The tracks can surely support the weight. The 3.0" wide version are used on police robots that weight over 100 punds. I can’t guarantee the sprockets can handle the torque involved, but the tracks certainly can and do support the weight. Good luck with your bot, and sorry the forum spam filter prevented your message from showing up. Depending on which browser used you may be able to click back and remove links or images, and not lose your post. We had to add the filter because we were bombarded with junk.
It sounds like you tryed to post a URL or Picture. In that case you need a good text post.
To clarify my last post, I was talking regarding the chassis. I had no idea the tracks can support 100 lbs! I was thinking more like 20 lbs.
has any body tried to chain drive multible sets of sprockets too spread the load out for high torque motors??
mmm, 4 tracks, 4 motors two on each side with chains… this would be awesome!!!
The tracks are definitely stronger than they look. Actually they are incredibly strong. I would trust them on any 100 pound rover. You have to see them to believe it. They are excellent quality.
Might be good to precisely define just what the term “support” entails. Tracks can be subjected to dynamic loads that could be quite high depending on the situation.
I think if the plastic sprockets were aluminum it would be able to hold an emense amount of weight, but it only goes as far as how the injection molded tracks can handle before being crushed under wieght.
I’m sure you could get custom CNC machined sprockets if you had an application that needed them. There are lots of companies that offer this service.

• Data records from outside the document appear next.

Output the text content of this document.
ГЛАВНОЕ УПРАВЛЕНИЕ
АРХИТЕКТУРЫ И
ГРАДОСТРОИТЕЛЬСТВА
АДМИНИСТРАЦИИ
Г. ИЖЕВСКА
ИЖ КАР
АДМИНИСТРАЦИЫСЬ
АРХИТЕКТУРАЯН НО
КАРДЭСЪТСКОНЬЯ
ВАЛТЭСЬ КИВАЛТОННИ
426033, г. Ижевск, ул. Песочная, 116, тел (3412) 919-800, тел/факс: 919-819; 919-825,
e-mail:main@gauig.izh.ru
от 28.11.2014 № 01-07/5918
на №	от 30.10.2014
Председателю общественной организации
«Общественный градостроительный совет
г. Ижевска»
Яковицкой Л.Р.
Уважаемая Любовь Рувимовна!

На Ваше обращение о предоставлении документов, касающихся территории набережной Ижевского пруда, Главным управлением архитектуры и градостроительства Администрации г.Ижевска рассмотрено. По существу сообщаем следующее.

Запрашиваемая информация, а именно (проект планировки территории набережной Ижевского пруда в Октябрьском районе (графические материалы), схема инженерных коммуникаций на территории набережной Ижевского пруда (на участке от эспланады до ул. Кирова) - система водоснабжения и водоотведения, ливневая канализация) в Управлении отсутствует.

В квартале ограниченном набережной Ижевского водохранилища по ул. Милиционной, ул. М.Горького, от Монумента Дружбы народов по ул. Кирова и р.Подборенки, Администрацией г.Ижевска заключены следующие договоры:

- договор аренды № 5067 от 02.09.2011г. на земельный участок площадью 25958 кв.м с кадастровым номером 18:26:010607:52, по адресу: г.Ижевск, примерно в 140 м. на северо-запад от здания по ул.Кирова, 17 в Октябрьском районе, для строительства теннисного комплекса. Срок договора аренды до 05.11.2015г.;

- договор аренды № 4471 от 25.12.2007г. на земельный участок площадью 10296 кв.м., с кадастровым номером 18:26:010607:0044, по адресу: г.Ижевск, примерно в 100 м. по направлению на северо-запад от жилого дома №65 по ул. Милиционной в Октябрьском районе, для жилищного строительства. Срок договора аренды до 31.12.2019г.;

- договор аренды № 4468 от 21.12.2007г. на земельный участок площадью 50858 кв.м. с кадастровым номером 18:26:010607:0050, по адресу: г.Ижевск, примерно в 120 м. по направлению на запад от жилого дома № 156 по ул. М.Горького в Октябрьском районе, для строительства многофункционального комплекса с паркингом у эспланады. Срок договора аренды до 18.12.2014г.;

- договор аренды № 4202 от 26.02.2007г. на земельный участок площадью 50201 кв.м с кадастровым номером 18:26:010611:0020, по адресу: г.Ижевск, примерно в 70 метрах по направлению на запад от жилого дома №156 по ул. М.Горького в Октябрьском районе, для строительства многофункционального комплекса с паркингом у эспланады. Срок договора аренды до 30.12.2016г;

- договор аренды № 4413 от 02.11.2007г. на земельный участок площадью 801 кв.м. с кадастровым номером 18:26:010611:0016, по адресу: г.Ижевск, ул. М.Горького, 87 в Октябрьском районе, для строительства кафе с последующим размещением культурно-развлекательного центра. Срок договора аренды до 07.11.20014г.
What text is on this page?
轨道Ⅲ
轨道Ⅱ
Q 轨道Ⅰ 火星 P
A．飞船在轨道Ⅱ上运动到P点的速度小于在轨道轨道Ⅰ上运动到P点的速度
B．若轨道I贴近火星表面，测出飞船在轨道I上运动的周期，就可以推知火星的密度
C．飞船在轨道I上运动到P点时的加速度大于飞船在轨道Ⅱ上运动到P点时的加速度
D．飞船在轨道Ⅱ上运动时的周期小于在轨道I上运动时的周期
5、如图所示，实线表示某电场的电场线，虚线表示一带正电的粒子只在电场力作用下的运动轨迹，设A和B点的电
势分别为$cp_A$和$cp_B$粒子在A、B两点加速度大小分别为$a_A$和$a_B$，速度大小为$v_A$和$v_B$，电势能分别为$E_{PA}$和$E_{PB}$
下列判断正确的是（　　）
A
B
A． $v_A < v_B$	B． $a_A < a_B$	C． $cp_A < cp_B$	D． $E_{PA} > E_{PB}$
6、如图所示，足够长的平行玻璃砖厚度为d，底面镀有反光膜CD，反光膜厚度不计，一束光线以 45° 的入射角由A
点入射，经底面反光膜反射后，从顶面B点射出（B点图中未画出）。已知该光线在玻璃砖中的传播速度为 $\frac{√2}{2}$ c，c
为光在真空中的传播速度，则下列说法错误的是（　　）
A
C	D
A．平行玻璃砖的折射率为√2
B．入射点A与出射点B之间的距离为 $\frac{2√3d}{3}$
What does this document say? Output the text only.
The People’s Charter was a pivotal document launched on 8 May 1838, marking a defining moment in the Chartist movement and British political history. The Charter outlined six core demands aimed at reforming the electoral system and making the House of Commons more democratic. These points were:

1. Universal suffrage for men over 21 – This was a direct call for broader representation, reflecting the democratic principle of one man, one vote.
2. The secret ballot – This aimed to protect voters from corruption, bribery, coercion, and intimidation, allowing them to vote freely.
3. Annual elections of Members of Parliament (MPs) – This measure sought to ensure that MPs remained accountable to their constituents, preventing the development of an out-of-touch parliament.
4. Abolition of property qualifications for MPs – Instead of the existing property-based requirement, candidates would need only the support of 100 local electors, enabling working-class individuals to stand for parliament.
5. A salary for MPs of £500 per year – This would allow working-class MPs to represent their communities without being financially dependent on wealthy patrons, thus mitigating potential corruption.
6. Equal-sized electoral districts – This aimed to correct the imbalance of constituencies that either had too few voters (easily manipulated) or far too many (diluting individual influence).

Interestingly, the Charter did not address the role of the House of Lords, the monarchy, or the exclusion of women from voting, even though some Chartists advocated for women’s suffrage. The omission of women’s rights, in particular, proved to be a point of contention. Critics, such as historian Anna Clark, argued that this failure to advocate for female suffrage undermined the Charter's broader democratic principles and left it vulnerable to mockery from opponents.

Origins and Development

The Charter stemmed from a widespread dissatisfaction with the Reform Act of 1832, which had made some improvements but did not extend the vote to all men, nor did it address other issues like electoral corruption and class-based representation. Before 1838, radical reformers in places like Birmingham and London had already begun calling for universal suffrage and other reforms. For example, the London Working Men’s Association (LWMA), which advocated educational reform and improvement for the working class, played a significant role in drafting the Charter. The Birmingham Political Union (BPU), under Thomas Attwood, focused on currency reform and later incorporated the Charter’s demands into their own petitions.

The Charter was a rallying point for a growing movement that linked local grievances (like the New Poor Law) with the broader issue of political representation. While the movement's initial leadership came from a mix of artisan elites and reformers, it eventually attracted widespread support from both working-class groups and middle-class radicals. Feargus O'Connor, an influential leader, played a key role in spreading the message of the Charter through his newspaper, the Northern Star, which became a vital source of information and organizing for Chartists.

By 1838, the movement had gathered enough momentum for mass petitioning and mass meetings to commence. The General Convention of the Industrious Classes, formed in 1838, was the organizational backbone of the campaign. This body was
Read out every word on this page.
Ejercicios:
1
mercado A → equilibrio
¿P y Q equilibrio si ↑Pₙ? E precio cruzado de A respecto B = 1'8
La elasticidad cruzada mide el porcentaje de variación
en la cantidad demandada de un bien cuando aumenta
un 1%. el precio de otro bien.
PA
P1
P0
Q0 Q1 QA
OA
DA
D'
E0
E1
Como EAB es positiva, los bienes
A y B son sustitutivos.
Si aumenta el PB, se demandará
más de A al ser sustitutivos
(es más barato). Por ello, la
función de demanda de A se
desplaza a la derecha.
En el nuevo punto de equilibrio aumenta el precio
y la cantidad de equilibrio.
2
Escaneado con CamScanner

Aluminum sprockets are unnecessary and would probably create early wear in the plastic track. Acetal, Polyurethane, and glass-filled Nylon are plenty strong enough materials for sprockets and much cheaper to have formed, than to have aluminum machined. Especially since the tracks use a unique tooth layout meaning it would have to be extruded or molded aluminum.
The way the tracks are designed, the load it distributed among many sections that share the weight. Kind of like the bed of nails theory. Meaning I would have no doubt that you could easily pull a full sized car onto 4 pieces of track and have roughly 1000 pounds on each piece without any damage or buckling at all.
As far as linear loads go, I’m not sure. I would guess that they could easily take any torque end effects from a 100 pound rover with equivalent torque. Side load resistance is great. And would fall into the same range as linear pull load limits. The strength of the tracks far exceeds any loads or forces seen on a rover that would use a track this size.